A hydrogen atom (mass = $1.66\times {10}^{-27}$ kg, ionization potential = $13.6eV$), moving with a velocity of $6.24\times {10}^{4}m{s}^{-1}$ makes a completely inelastic head-on collision with another stationary hydrogen atom. Both atoms are in the ground state before collision. Up to what state either of one atom may be excited?

Answer 1

Given: $v=6.24\times {10}^{4}m/s$

Initial kinetic energy of the system $E_i=\frac{1}{2}m{v}^2$ ..........(1)

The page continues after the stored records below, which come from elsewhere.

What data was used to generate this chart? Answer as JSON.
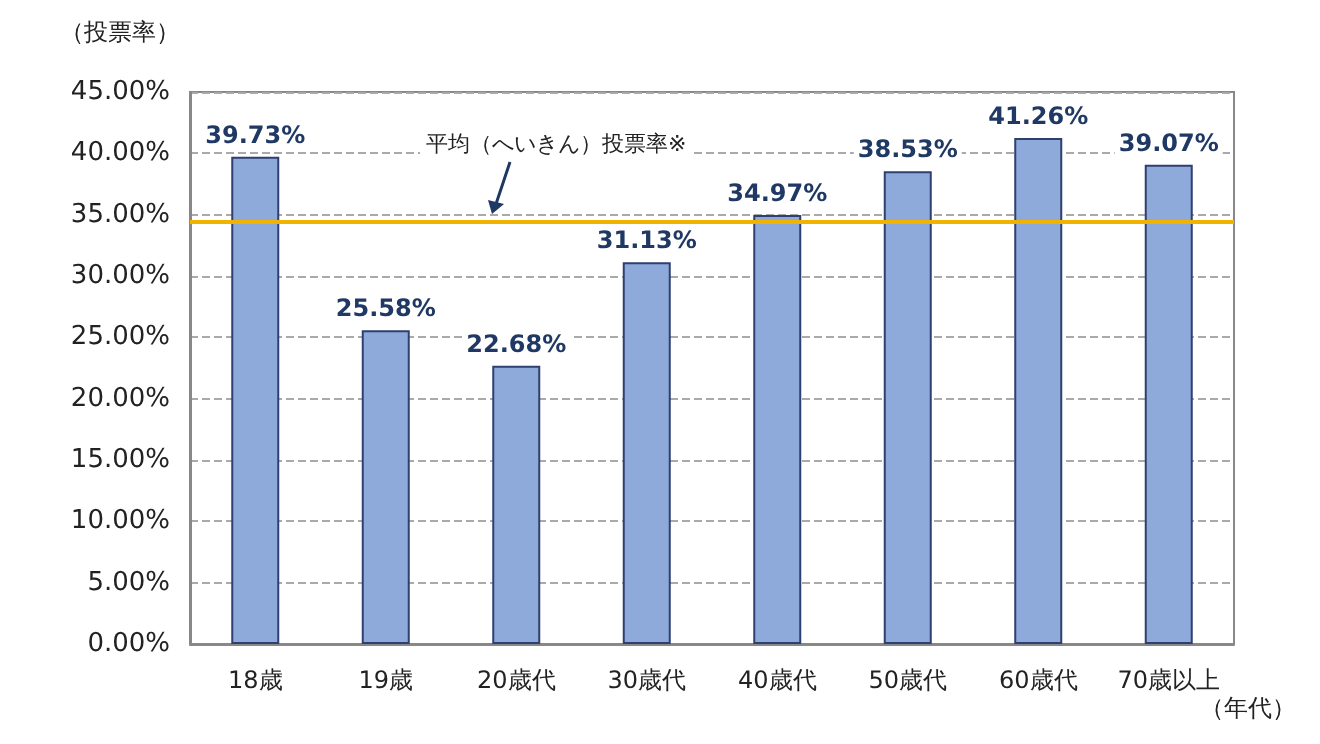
{
  "chart_data": {
    "type": "bar",
    "ylabel": "（投票率）",
    "xlabel": "（年代）",
    "categories": [
      "18歳",
      "19歳",
      "20歳代",
      "30歳代",
      "40歳代",
      "50歳代",
      "60歳代",
      "70歳以上"
    ],
    "values": [
      39.73,
      25.58,
      22.68,
      31.13,
      34.97,
      38.53,
      41.26,
      39.07
    ],
    "value_labels": [
      "39.73%",
      "25.58%",
      "22.68%",
      "31.13%",
      "34.97%",
      "38.53%",
      "41.26%",
      "39.07%"
    ],
    "color": "#8eaadb",
    "ylim": [
      0,
      45
    ],
    "yticks": [
      {
        "value": 0,
        "label": "0.00%"
      },
      {
        "value": 5,
        "label": "5.00%"
      },
      {
        "value": 10,
        "label": "10.00%"
      },
      {
        "value": 15,
        "label": "15.00%"
      },
      {
        "value": 20,
        "label": "20.00%"
      },
      {
        "value": 25,
        "label": "25.00%"
      },
      {
        "value": 30,
        "label": "30.00%"
      },
      {
        "value": 35,
        "label": "35.00%"
      },
      {
        "value": 40,
        "label": "40.00%"
      },
      {
        "value": 45,
        "label": "45.00%"
      }
    ],
    "ref_lines": [
      {
        "axis": "y",
        "value": 34.5,
        "label": "平均（へいきん）投票率※",
        "color": "#f0b400"
      }
    ],
    "grid": "y"
  }
}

After the inelastic collision, the two atoms combine and move with the velocity $v_1.$

Applying the conservation of momentum: $mv+0=\left(2m\right)v_1⟹v_1=\frac{v}{2}$

Final kinetic energy of the system $E_f=\frac{1}{2}\left(2m\right)(v_1{)}^2=\frac{m{v}^2}{4}$

$\therefore$ Energy lost $\Delta E=E_i-E_f=\frac{m{v}^2}{4}$

$⟹\Delta E=\frac{1.66\times {10}^{-27}\times (6.24\times {10}^4{)}^2}{4}\approx 16.26\times {10}^{-19}J=10.2eV$

The lost energy is used up to excite the hydrogen atom.

The difference between $n=1$ and $n=2$ orbit of hydrogen atom is $10.2eV$. Hence, it is excited to the second state.